Anneler Günü geleneğinin Antik Yunan Mitolojisindeki pek çok tanrı ve tanrıçanın annesi olan Rhea onuruna verdikleri yıllık ilkbahar festivalinden kaynaklandığı ve Antik Romalıların da ilkbaharları ana tanrıça Kibele onuruna yapılan kutlamalarla başladığı ileri sürülmekte.
Bugünkü anlamını ise, Amerika Birleşik Devletleri’nde Anna Jarvis’in kaybettiği annesi için 1908 yılında başlattığı anma günüyle alır. 1914 yılında Kongre’nin onayıyla Amerika Birleşik Devletleri çapında genişler ve tüm dünyaya yayılır (Wikipedia). Ülkemizde de, ilk kez 1955 yılında kutlanmaya başlanır. Amacı, annelerin toplumdaki önemini vurgulamak ve anneliğe saygı göstermektir.
Annelik, türün sürdürülebilirliği için tüm canlılarda dişiliğe yüklenmiş biyolojik bir özellik ve tüm canlı dişilerinin yavrularını hayatta tutmak, korumak için kendi hayatlarını fedaya, kaybetme korkusu ve acısına programlı. İnsanın anneliği ise ideal annelik, kutsal, içgüdüsel ve modern annelik mit ve tartışmaları ile aslından uzaklaştırılıyor, modernitenin insanı kendi doğasına yabancılaştırması ve yalnızlaştırması gibi…

Clarissa Pinkola Estés
Çev.: Hakan Atalay
Ayrıntı Yayınları
62. baskı, 544 sayfa
İşte burada, birçok unvanı yanında, Jungcu psikanalist diplomatı seçilen bir psikanalist ve bir canlandırıcı Clarissa Pinkola Estés’in “Kurtlarla Koşan Kadınlar” kitabı bizi geçmişten günümüze gelen masallar ve mitler üzerinden kadın psişesine götürüyor.
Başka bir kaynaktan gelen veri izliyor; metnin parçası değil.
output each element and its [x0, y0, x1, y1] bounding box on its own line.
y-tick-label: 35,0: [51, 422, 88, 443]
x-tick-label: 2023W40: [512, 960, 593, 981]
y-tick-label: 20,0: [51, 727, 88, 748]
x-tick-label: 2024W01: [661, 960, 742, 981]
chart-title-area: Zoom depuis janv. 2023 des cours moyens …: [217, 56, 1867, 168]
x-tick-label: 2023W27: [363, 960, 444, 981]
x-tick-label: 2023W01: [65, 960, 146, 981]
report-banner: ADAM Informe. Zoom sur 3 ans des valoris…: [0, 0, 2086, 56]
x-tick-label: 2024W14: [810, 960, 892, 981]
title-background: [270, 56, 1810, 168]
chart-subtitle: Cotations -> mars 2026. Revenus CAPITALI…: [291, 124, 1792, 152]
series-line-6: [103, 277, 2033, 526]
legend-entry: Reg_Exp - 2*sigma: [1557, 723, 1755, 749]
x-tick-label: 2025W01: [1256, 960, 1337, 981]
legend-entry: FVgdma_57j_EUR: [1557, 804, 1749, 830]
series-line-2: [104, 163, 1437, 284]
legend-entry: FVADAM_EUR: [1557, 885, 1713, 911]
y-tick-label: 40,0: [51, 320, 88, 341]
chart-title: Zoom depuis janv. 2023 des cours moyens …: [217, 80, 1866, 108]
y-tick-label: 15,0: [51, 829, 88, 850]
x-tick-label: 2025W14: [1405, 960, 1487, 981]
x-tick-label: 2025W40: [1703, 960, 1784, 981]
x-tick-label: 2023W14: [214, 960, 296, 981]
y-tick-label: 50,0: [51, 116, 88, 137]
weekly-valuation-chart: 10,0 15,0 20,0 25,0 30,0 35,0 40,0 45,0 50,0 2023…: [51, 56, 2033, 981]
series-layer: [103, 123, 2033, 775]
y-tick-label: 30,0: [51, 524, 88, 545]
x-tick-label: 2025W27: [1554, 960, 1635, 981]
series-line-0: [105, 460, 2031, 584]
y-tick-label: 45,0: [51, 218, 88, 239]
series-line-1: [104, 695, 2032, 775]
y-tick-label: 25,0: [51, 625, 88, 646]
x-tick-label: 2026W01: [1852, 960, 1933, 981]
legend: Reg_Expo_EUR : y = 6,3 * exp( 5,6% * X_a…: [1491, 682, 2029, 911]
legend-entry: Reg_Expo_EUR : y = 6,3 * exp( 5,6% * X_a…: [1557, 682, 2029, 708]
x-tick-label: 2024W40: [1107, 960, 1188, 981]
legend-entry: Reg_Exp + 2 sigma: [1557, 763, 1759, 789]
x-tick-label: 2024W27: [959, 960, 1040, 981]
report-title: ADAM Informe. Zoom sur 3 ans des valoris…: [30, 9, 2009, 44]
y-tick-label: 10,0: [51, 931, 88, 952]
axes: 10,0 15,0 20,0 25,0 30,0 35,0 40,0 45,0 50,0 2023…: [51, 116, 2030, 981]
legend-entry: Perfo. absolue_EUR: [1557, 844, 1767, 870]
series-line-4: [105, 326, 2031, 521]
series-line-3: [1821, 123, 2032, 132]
Kitabındaki masallardan biri, -Andersen’e ait versiyonu 1845’de yayımlanan- Çirkin Ördek Yavrusu. Masalı dışlanma, aidiyet ve annelik türleri üzerinden çözümlüyor. Kısaca hatırlarsak, anne ördeğin kuluçkaya yattığı yumurtalarından biri farklıdır: Yaşlı bir ördek ondan kurtulmasını istemesine rağmen, anne ördek yavrunun yumurtadan çıkmasını bekler. Diğer yavrularından farklı ve ‘çirkin’ olan yavruyu anne olarak sahiplenir ve korur. Ancak diğer yavrularının tuhaf, çirkin ördeğe eziyeti ve köydekilerin baskısından yorulan ve gücü kalmayan anne en sonunda onu kovar. Eziyet gören yavru kaçarak uzaklaşır ve birçok zorluk yaşadıktan sonra kendi kimliğini ve gerçek ailesini bulur.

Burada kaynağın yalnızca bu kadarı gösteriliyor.